I'll be honest, I always liked the poster without fully understanding that. When Dogtooth came out, I was in North America, so the first poster I saw was the Kino International poster. That poster provoked a visceral reaction, but later, when I saw your original poster, I felt that it better captured the spirit of the film.
Have you seen this German DVD for Dogtooth? It might be the only one that rivals yours...
Very striking. I quite like the way the Palme d’Or is placed within the "O."
For Dogtooth, many countries had their own poster for the film. Surprisingly, many of them captured the tone of the film, which in my experience is certainly quite rare for international posters.
The Dogtooth poster was designed for the Cannes Film Festival, but Greece turned out to be the only country that kept the original design. Most of the distributors around the world did their own posters, some of them — in my opinion — not depicting the film.
But for Alps, almost everywhere seemed to utilize your design. Do you have a theory as to why that was? Do you think there is something fundamentally different about the two posters?
The Alps poster was utilized because in a way it’s more accessible than the Dogtooth poster. Although black and white/photocopy-like, it's funnier, it tells a story, there’s the actors.
In an interview with The Criterion Collection, Lanthimos references Hans Hillmann as a “graphic touchstone” for him. They cite a few examples of his work that may have influenced The Lobster. Do the filmmakers usually suggest any visuals or ideas to you?
I always ask from directors to send me visual references before I start working to make sure we are on the same path. I have never been suggested specific visual ideas from any of the directors I have worked with so far.
I'm always curious about this: what sorts of visual inspiration do you keep around your workspace?
The only visual element is a framed poster on the wall from a festival called Rock in Athens that took place in 1985. [Ed. note: Rock in Athens, headlined by The Clash and featuring The Cure, Depeche Mode and Nina Hagen, was one of Greece's first rock festivals, staged almost two decades after a violent 1967 Rolling Stones gig in the weeks leading up to the assumption of power by the military junta that ruled Greece until 1974.]
In the past, you've mentioned Josef Müller-Brockmann as an influence. You can definitely see a link between his work and yours, especially typographically. But are there any movie posters that have influenced you at all, or perhaps just something you like?
There are designers I love, like Josef Müller-Brockmann and Hans Hillman that you have already mentioned, plus loads of others, but I guess my influences — although manifested as “applied art” — derive also from fine art and music practices.
We recently ran a piece about the tension between accurately representing a film and the practical concerns of selling a movie by using a celebrity's image. The Lobster and The Killing of a Sacred Deer both feature big stars. Was there any pressure to spotlight these actors or trade on their image?

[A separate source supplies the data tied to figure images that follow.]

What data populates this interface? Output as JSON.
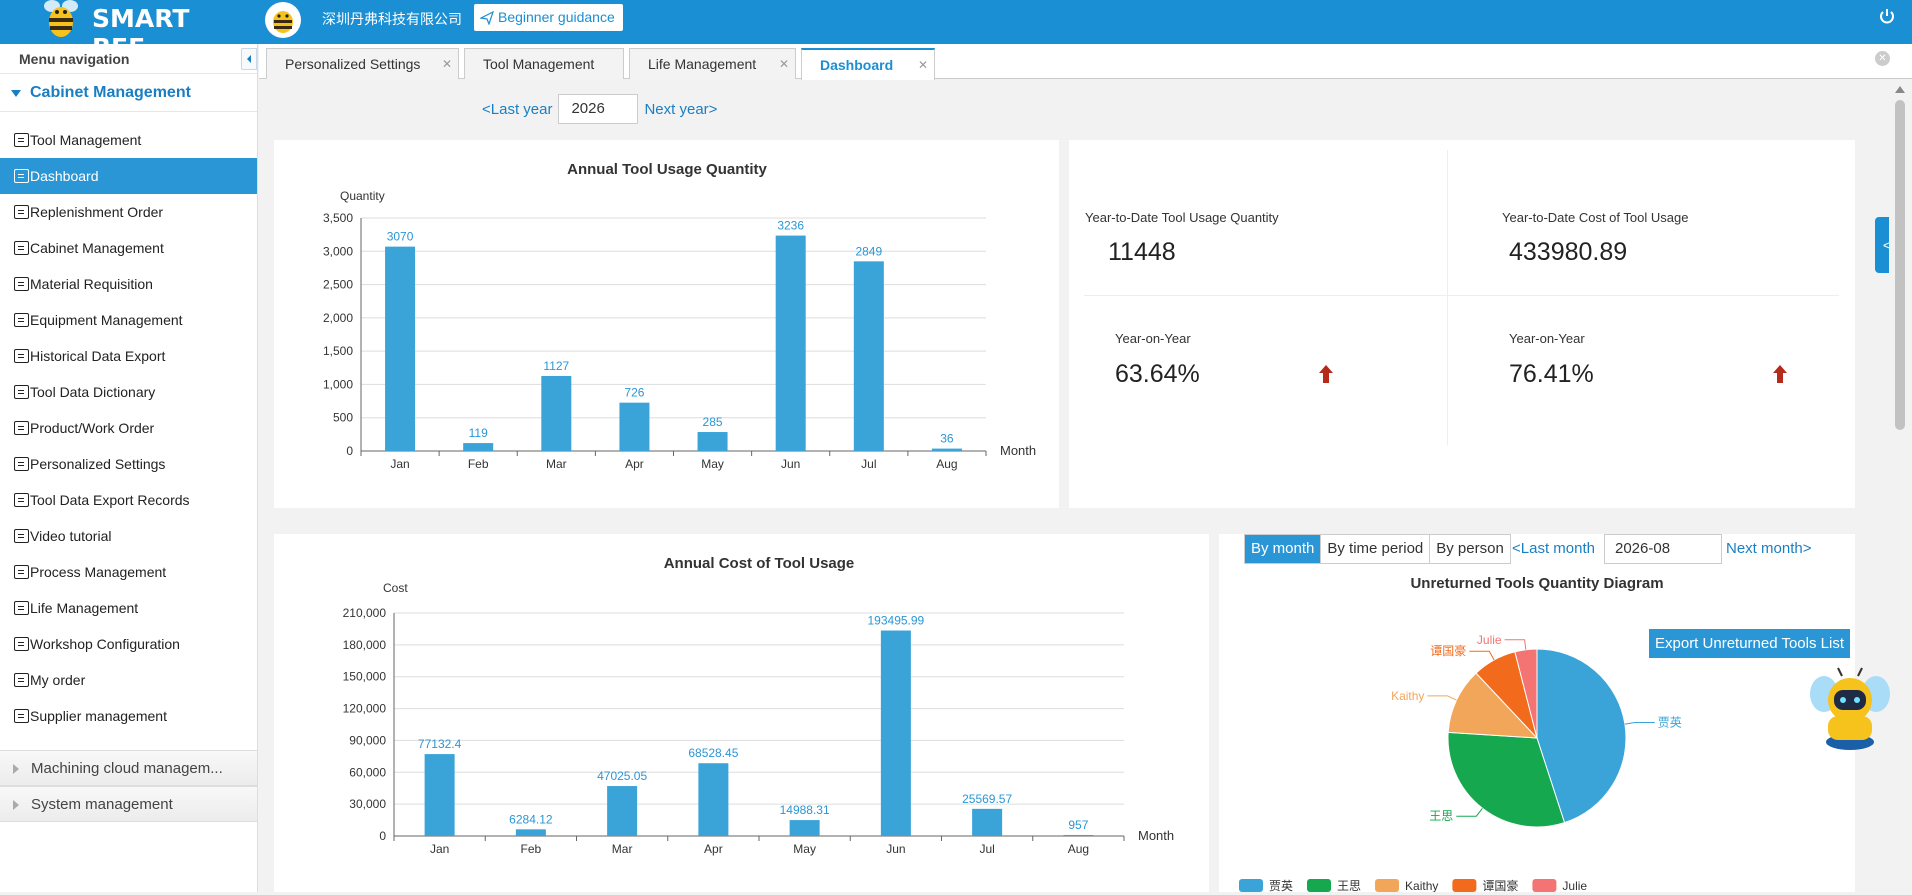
{
  "header": {
    "brand": "SMART BEE",
    "company": "深圳丹弗科技有限公司",
    "guide_label": "Beginner guidance"
  },
  "sidebar": {
    "title": "Menu navigation",
    "section": "Cabinet Management",
    "items": [
      {
        "label": "Tool Management",
        "icon": "tool-icon"
      },
      {
        "label": "Dashboard",
        "icon": "dashboard-icon",
        "active": true
      },
      {
        "label": "Replenishment Order",
        "icon": "order-icon"
      },
      {
        "label": "Cabinet Management",
        "icon": "cabinet-icon"
      },
      {
        "label": "Material Requisition",
        "icon": "requisition-icon"
      },
      {
        "label": "Equipment Management",
        "icon": "equipment-icon"
      },
      {
        "label": "Historical Data Export",
        "icon": "export-icon"
      },
      {
        "label": "Tool Data Dictionary",
        "icon": "dictionary-icon"
      },
      {
        "label": "Product/Work Order",
        "icon": "work-order-icon"
      },
      {
        "label": "Personalized Settings",
        "icon": "settings-icon"
      },
      {
        "label": "Tool Data Export Records",
        "icon": "records-icon"
      },
      {
        "label": "Video tutorial",
        "icon": "video-icon"
      },
      {
        "label": "Process Management",
        "icon": "process-icon"
      },
      {
        "label": "Life Management",
        "icon": "life-icon"
      },
      {
        "label": "Workshop Configuration",
        "icon": "workshop-icon"
      },
      {
        "label": "My order",
        "icon": "my-order-icon"
      },
      {
        "label": "Supplier management",
        "icon": "supplier-icon"
      }
    ],
    "groups": [
      "Machining cloud managem...",
      "System management"
    ]
  },
  "tabs": [
    {
      "label": "Personalized Settings"
    },
    {
      "label": "Tool Management"
    },
    {
      "label": "Life Management"
    },
    {
      "label": "Dashboard",
      "active": true
    }
  ],
  "year_nav": {
    "prev": "<Last year",
    "year": "2026",
    "next": "Next year>"
  },
  "stats": {
    "qty_label": "Year-to-Date Tool Usage Quantity",
    "qty_value": "11448",
    "cost_label": "Year-to-Date Cost of Tool Usage",
    "cost_value": "433980.89",
    "yoy_label": "Year-on-Year",
    "qty_yoy": "63.64%",
    "cost_yoy": "76.41%"
  },
  "pie_controls": {
    "modes": [
      "By month",
      "By time period",
      "By person"
    ],
    "prev": "<Last month",
    "month": "2026-08",
    "next": "Next month>",
    "export_label": "Export Unreturned Tools List"
  },
  "chart_data": [
    {
      "type": "bar",
      "title": "Annual Tool Usage Quantity",
      "ylabel": "Quantity",
      "xlabel": "Month",
      "categories": [
        "Jan",
        "Feb",
        "Mar",
        "Apr",
        "May",
        "Jun",
        "Jul",
        "Aug"
      ],
      "values": [
        3070,
        119,
        1127,
        726,
        285,
        3236,
        2849,
        36
      ],
      "value_labels": [
        "3070",
        "119",
        "1127",
        "726",
        "285",
        "3236",
        "2849",
        "36"
      ],
      "ylim": [
        0,
        3500
      ],
      "yticks": [
        0,
        500,
        1000,
        1500,
        2000,
        2500,
        3000,
        3500
      ],
      "ytick_labels": [
        "0",
        "500",
        "1,000",
        "1,500",
        "2,000",
        "2,500",
        "3,000",
        "3,500"
      ],
      "color": "#3aa3d8",
      "grid": true
    },
    {
      "type": "bar",
      "title": "Annual Cost of Tool Usage",
      "ylabel": "Cost",
      "xlabel": "Month",
      "categories": [
        "Jan",
        "Feb",
        "Mar",
        "Apr",
        "May",
        "Jun",
        "Jul",
        "Aug"
      ],
      "values": [
        77132.4,
        6284.12,
        47025.05,
        68528.45,
        14988.31,
        193495.99,
        25569.57,
        957
      ],
      "value_labels": [
        "77132.4",
        "6284.12",
        "47025.05",
        "68528.45",
        "14988.31",
        "193495.99",
        "25569.57",
        "957"
      ],
      "ylim": [
        0,
        210000
      ],
      "yticks": [
        0,
        30000,
        60000,
        90000,
        120000,
        150000,
        180000,
        210000
      ],
      "ytick_labels": [
        "0",
        "30,000",
        "60,000",
        "90,000",
        "120,000",
        "150,000",
        "180,000",
        "210,000"
      ],
      "color": "#3aa3d8",
      "grid": true
    },
    {
      "type": "pie",
      "title": "Unreturned Tools Quantity Diagram",
      "slices": [
        {
          "name": "贾英",
          "value": 45,
          "color": "#3aa3d8"
        },
        {
          "name": "王思",
          "value": 31,
          "color": "#15a84e"
        },
        {
          "name": "Kaithy",
          "value": 12,
          "color": "#f2a65a"
        },
        {
          "name": "谭国豪",
          "value": 8,
          "color": "#f26b1d"
        },
        {
          "name": "Julie",
          "value": 4,
          "color": "#f47373"
        }
      ],
      "legend": "bottom"
    }
  ]
}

We had discussed that preferably they should appear somehow on the poster, but I had the freedom to propose anything I thought was suitable, even just typographical posters. It’s quite brave that the chosen festival poster of The Killing of a Sacred Deer depicts just a tiny Colin Farell, without Nicole Kidman.
Considering how well-received the Lobster poster was, have you been approached to do more?
I have been approached to work on various films and TV productions, but it’s always [a] matter of timing. I am not running a studio with other people — it’s just me — and since I am also working on a series of other design projects too, I always make sure to allocate each project enough time. That limits severely the amount of projects I can take on.
Are you working on anything now?
I have a a series of projects lined up till spring, including a publication, a logo, a record cover, the poster for The Favourite (Yorgos Lanthimos' next film), and I am also teaching.